The 48-year-old actress was chosen to cover the magazine's forthcoming January/February issue, and stripped down for a 12-page inside spread. The company announced the issue will be the last to feature naked women in October.
"I got a call from [Playboy founder Hugh Hefner's] attorney who said, 'We don't want anybody else. There's nobody else, could you do the last cover of Playboy?'" Anderson told Entertainment Tonight of the coveted cover.
"[I asked my elder son Brandon for permission], and he goes, 'Mom, you've got to do it!'" she shared. "I asked [Dylan] too, and Dylan's like, 'Mom, you know you've done it all.' ...They were really excited for me and I was excited, too."
The final nude issue marks Anderson's 14th cover for the long-running men's magazine. The actress also appeared in day three of the annual Love magazine advent calendar this week, and went nude for the #CALIFUK issue of Flaunt in October.
"I don't think of myself as beautiful, but I know I have a deep, sensual drive," Anderson told Playboy in the accompanying interview. "People respond to that more than physicality because your spirit never ages. I'm a bit of an exhibitionist, and I like being playful and having fun."
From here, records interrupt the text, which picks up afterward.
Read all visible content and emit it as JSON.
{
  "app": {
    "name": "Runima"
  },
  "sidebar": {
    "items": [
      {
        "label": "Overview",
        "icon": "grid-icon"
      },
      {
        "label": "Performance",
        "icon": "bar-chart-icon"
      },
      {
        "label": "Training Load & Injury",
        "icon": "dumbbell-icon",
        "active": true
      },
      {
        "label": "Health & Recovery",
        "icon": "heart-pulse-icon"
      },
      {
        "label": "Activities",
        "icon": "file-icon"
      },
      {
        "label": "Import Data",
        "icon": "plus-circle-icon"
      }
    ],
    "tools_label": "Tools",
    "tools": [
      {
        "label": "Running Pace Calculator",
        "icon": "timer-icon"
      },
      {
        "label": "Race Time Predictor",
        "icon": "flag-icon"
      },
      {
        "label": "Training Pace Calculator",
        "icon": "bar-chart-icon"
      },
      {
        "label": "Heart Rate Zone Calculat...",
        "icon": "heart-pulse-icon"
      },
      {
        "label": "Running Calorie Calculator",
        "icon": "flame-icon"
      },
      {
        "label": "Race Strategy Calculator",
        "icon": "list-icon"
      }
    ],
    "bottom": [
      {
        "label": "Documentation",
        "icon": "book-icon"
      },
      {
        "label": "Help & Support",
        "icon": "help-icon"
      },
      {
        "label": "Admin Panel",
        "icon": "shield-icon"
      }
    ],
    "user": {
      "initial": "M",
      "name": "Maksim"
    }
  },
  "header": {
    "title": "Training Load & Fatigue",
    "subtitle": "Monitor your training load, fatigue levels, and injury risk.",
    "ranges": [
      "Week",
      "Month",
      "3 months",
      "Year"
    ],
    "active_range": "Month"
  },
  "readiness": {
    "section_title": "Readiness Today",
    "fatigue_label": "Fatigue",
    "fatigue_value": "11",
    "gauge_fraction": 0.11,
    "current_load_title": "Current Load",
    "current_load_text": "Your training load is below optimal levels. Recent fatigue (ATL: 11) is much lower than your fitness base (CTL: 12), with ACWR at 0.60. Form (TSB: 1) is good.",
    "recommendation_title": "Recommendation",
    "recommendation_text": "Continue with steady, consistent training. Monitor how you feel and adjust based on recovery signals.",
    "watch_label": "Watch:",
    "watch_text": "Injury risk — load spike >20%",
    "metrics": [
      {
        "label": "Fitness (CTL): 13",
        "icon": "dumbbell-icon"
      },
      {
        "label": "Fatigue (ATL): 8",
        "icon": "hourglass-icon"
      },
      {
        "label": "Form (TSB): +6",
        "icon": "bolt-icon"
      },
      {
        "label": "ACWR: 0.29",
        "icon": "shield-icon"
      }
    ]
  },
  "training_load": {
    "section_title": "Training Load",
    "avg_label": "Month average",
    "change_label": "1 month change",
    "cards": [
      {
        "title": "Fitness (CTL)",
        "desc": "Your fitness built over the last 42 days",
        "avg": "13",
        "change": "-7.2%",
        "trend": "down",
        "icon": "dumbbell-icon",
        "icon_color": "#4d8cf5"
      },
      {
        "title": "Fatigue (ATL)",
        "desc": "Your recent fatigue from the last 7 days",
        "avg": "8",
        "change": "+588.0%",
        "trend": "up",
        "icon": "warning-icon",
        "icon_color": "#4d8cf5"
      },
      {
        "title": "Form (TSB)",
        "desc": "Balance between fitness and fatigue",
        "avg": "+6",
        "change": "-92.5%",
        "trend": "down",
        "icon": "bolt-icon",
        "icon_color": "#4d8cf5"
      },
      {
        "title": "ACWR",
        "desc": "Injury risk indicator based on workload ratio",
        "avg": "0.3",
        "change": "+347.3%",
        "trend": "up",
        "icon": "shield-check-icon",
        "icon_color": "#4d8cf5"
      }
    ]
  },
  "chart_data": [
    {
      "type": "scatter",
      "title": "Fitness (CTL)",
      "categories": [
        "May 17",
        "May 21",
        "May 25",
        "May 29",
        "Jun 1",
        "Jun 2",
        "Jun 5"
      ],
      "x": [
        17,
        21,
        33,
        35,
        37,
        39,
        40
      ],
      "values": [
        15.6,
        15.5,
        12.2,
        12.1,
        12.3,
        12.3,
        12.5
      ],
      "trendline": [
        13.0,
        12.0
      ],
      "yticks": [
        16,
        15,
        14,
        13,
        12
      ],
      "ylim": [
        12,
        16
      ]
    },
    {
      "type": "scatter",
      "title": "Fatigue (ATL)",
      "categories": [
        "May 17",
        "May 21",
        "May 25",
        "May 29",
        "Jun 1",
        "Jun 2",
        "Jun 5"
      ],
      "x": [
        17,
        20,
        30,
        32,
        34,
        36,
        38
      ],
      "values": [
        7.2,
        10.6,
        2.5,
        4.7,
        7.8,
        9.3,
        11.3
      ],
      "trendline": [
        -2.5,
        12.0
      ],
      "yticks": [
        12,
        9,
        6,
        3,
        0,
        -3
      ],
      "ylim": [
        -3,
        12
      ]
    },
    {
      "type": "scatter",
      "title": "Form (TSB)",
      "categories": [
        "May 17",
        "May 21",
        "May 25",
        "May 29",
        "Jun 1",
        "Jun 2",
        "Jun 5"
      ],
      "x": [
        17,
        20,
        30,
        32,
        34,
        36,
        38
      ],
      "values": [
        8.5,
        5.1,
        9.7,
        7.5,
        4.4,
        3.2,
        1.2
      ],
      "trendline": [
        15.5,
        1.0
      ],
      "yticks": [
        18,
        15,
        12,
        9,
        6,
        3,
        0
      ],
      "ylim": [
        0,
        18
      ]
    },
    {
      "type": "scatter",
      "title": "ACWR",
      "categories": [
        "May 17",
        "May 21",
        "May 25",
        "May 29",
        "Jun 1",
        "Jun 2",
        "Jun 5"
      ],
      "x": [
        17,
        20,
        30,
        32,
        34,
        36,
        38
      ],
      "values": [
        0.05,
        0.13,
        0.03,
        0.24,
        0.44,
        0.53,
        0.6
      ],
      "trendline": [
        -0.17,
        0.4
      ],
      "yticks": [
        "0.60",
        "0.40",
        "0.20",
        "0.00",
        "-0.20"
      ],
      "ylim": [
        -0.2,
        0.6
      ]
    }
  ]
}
"You have to be yourself," she advised. "That's the hardest thing to be. I've been in professional environments where people have tried to change me, and that's when I become like the Hulk and just rip them off my back. Then I'm back to being myself. I try to live my life as honestly as I can."
Pamela Anderson for the January/February issue of Playboy. Photo by Ellen von Unwerth for Playboy
Anderson first covered the magazine in 1989, and last appeared in 2011. Playboy decided to end nude pictorials in light of their increasing irrelevance due to the Internet and continued concern about women's portrayal in the media.